The deluxe edition is supposedly the first of their albums which will be getting the deluxe treatment. The album, in fact, actually had a rather expanded 2 CD edition many years ago, all of which is included here. However this has a few singular bonus items of interest. Marillion was actually extraordinary live by the time this album rolled around, something I think was cemented by bringing veteran drummer Ian Mosley (Steve Hackett, Trace, Darryl Way's Wolf) on board. Included is a show from Utrecht in 1985 that sourced some of their extra-album material around the time. Unlike the more Fugazi-heavy Hammersmith Odeon show from late 1984 that shows up on Early Stages, this show draws a bit more from Script for a Jester's Tear and has a rendition of Misplaced Childhood much closer to the album itself. Fish rants on early about how much he has been drinking, something I'd normally worry about, but it doesn't prevent him at all from leading the band through a very inspired set. Second there's a 5.1 mix on here that I have not played because at this point I've heard this album so many times I have to space it out. But I have watched the extremely entertaining "making of" documentary where all the members of the band now, plus Fish and the producer, sit around the deck discussing it, even playing isolated tracks from it. It's really well done, except it would have probably helped me a lot if the subtitles were on when Fish spoke.

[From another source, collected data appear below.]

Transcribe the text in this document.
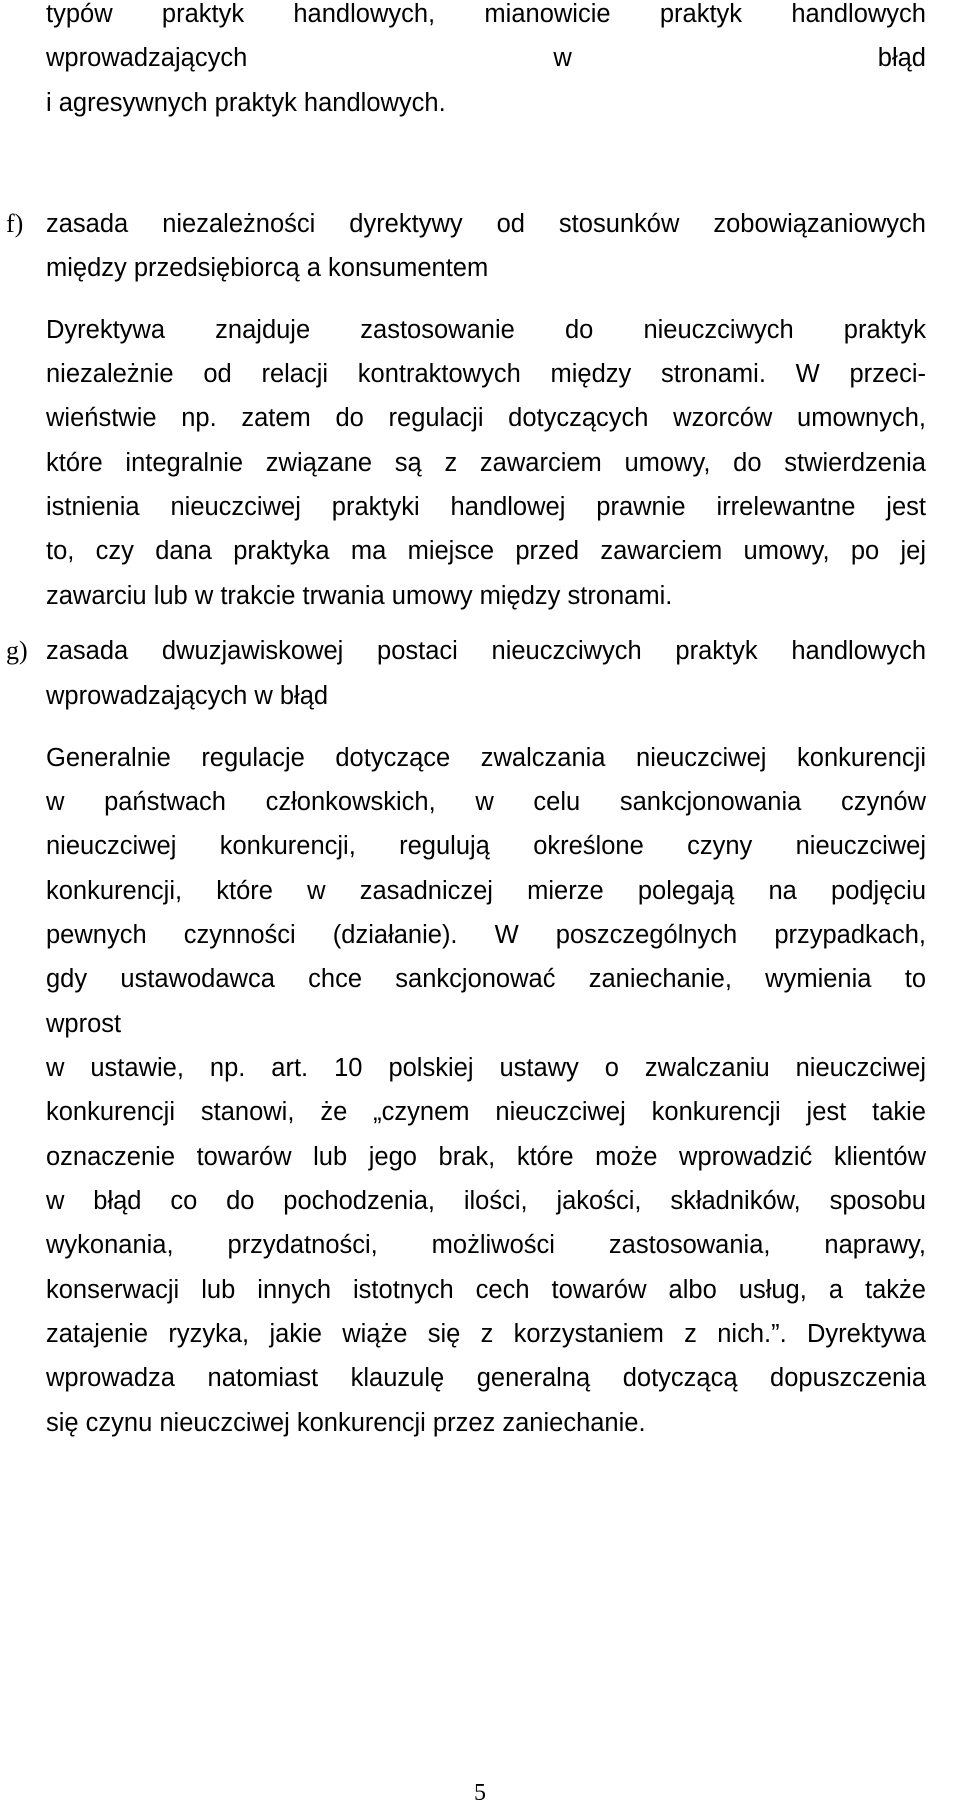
typów praktyk handlowych, mianowicie praktyk handlowych
wprowadzających w błąd
i agresywnych praktyk handlowych.
f) zasada niezależności dyrektywy od stosunków zobowiązaniowych
między przedsiębiorcą a konsumentem
Dyrektywa znajduje zastosowanie do nieuczciwych praktyk
niezależnie od relacji kontraktowych między stronami. W przeci-
wieństwie np. zatem do regulacji dotyczących wzorców umownych,
które integralnie związane są z zawarciem umowy, do stwierdzenia
istnienia nieuczciwej praktyki handlowej prawnie irrelewantne jest
to, czy dana praktyka ma miejsce przed zawarciem umowy, po jej
zawarciu lub w trakcie trwania umowy między stronami.
g) zasada dwuzjawiskowej postaci nieuczciwych praktyk handlowych
wprowadzających w błąd
Generalnie regulacje dotyczące zwalczania nieuczciwej konkurencji
w państwach członkowskich, w celu sankcjonowania czynów
nieuczciwej konkurencji, regulują określone czyny nieuczciwej
konkurencji, które w zasadniczej mierze polegają na podjęciu
pewnych czynności (działanie). W poszczególnych przypadkach,
gdy ustawodawca chce sankcjonować zaniechanie, wymienia to
wprost
w ustawie, np. art. 10 polskiej ustawy o zwalczaniu nieuczciwej
konkurencji stanowi, że „czynem nieuczciwej konkurencji jest takie
oznaczenie towarów lub jego brak, które może wprowadzić klientów
w błąd co do pochodzenia, ilości, jakości, składników, sposobu
wykonania, przydatności, możliwości zastosowania, naprawy,
konserwacji lub innych istotnych cech towarów albo usług, a także
zatajenie ryzyka, jakie wiąże się z korzystaniem z nich.”. Dyrektywa
wprowadza natomiast klauzulę generalną dotyczącą dopuszczenia
się czynu nieuczciwej konkurencji przez zaniechanie.
5
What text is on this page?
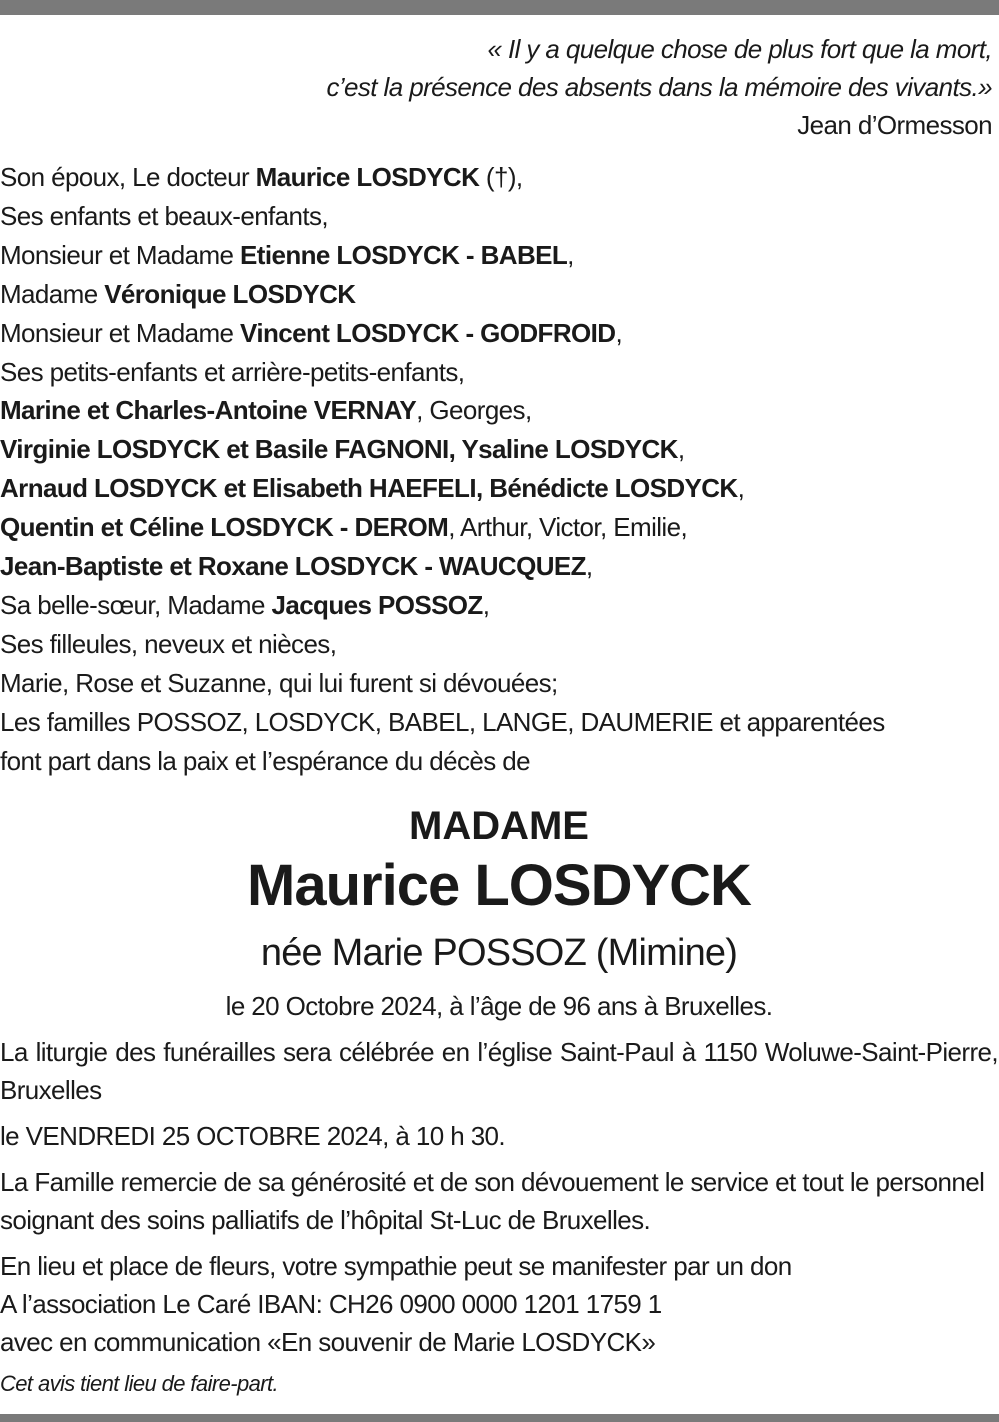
« Il y a quelque chose de plus fort que la mort,
c’est la présence des absents dans la mémoire des vivants.»
Jean d’Ormesson
Son époux, Le docteur Maurice LOSDYCK (†),
Ses enfants et beaux-enfants,
Monsieur et Madame Etienne LOSDYCK - BABEL,
Madame Véronique LOSDYCK
Monsieur et Madame Vincent LOSDYCK - GODFROID,
Ses petits-enfants et arrière-petits-enfants,
Marine et Charles-Antoine VERNAY, Georges,
Virginie LOSDYCK et Basile FAGNONI, Ysaline LOSDYCK,
Arnaud LOSDYCK et Elisabeth HAEFELI, Bénédicte LOSDYCK,
Quentin et Céline LOSDYCK - DEROM, Arthur, Victor, Emilie,
Jean-Baptiste et Roxane LOSDYCK - WAUCQUEZ,
Sa belle-sœur, Madame Jacques POSSOZ,
Ses filleules, neveux et nièces,
Marie, Rose et Suzanne, qui lui furent si dévouées;
Les familles POSSOZ, LOSDYCK, BABEL, LANGE, DAUMERIE et apparentées
font part dans la paix et l’espérance du décès de
MADAME
Maurice LOSDYCK
née Marie POSSOZ (Mimine)
le 20 Octobre 2024, à l’âge de 96 ans à Bruxelles.
La liturgie des funérailles sera célébrée en l’église Saint-Paul à 1150 Woluwe-Saint-Pierre, Bruxelles
le VENDREDI 25 OCTOBRE 2024, à 10 h 30.
La Famille remercie de sa générosité et de son dévouement le service et tout le personnel soignant des soins palliatifs de l’hôpital St-Luc de Bruxelles.
En lieu et place de fleurs, votre sympathie peut se manifester par un don
A l’association Le Caré IBAN: CH26 0900 0000 1201 1759 1
avec en communication «En souvenir de Marie LOSDYCK»
Cet avis tient lieu de faire-part.
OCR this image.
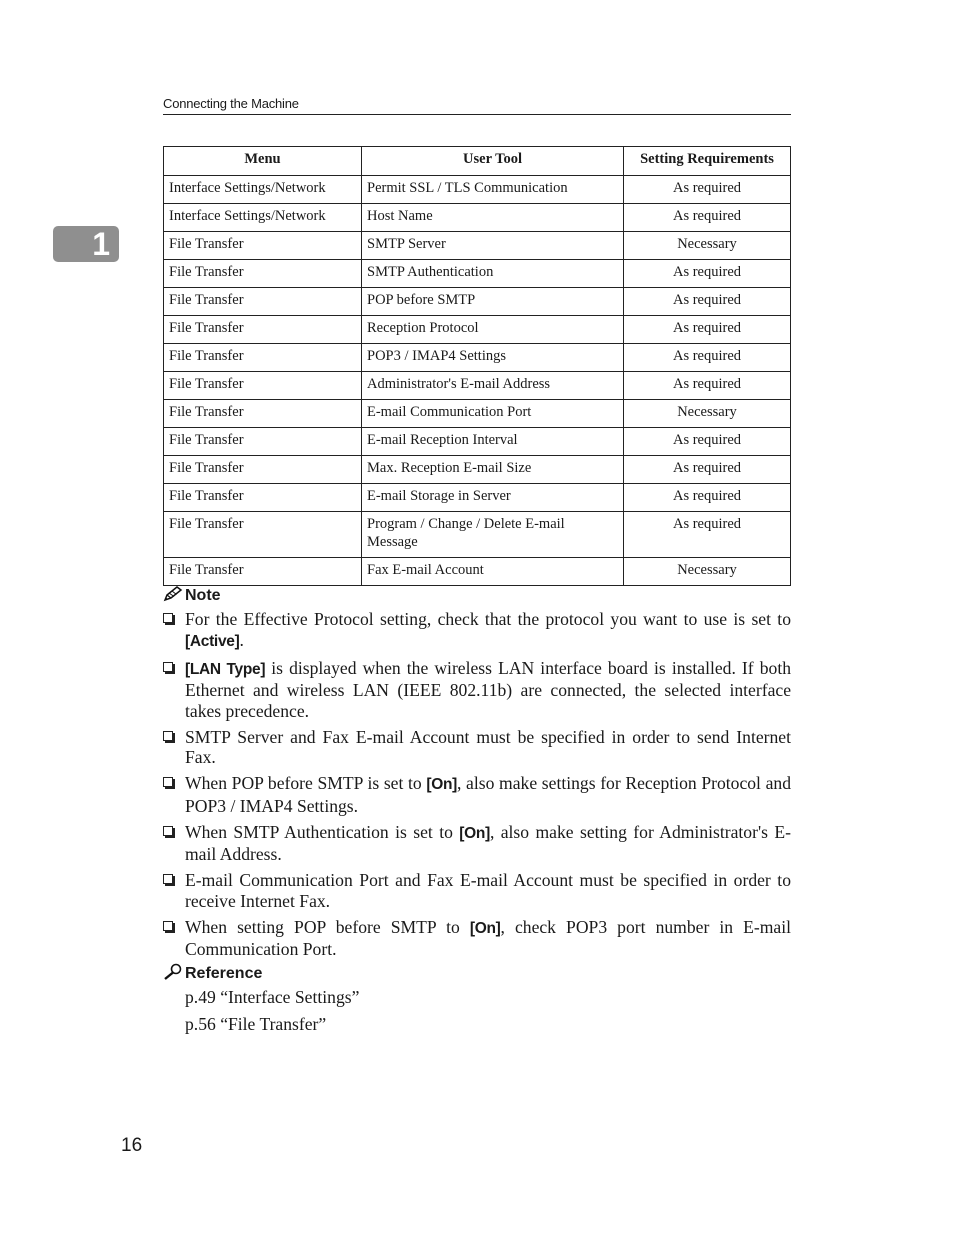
Connecting the Machine
1
Menu	User Tool	Setting Requirements
Interface Settings/Network	Permit SSL / TLS Communication	As required
Interface Settings/Network	Host Name	As required
File Transfer	SMTP Server	Necessary
File Transfer	SMTP Authentication	As required
File Transfer	POP before SMTP	As required
File Transfer	Reception Protocol	As required
File Transfer	POP3 / IMAP4 Settings	As required
File Transfer	Administrator's E-mail Address	As required
File Transfer	E-mail Communication Port	Necessary
File Transfer	E-mail Reception Interval	As required
File Transfer	Max. Reception E-mail Size	As required
File Transfer	E-mail Storage in Server	As required
File Transfer	Program / Change / Delete E-mail Message	As required
File Transfer	Fax E-mail Account	Necessary
Note
For the Effective Protocol setting, check that the protocol you want to use is set to [Active].
[LAN Type] is displayed when the wireless LAN interface board is installed. If both Ethernet and wireless LAN (IEEE 802.11b) are connected, the selected interface takes precedence.
SMTP Server and Fax E-mail Account must be specified in order to send Internet Fax.
When POP before SMTP is set to [On], also make settings for Reception Protocol and POP3 / IMAP4 Settings.
When SMTP Authentication is set to [On], also make setting for Administrator's E-mail Address.
E-mail Communication Port and Fax E-mail Account must be specified in order to receive Internet Fax.
When setting POP before SMTP to [On], check POP3 port number in E-mail Communication Port.
Reference
p.49 “Interface Settings”
p.56 “File Transfer”
16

Marillion is a bit of an oddity for me in that after my initial love for them, I got really burned out by this style of music for about a decade before I rediscovered the band again with fresh ears. For all the criticism the genre received for being copyist (and a lot of it deserved, usually much later) I would honestly say at this point that Marillion was a lot more forward-thinking and clever than it is often given credit for these days. This is quite simply one of the best albums of the 80s and deserves all the accolades it gets. I'm not really sure the newly remastered versions improve anything too significantly at this point, so this set is probably more for collectors than newcomers (previous versions of this album are very inexpensive). But (except that I personally don't like these minibook sets where the holders can often be a bit too loose) it has been wonderfully put together with some incisive liner notes.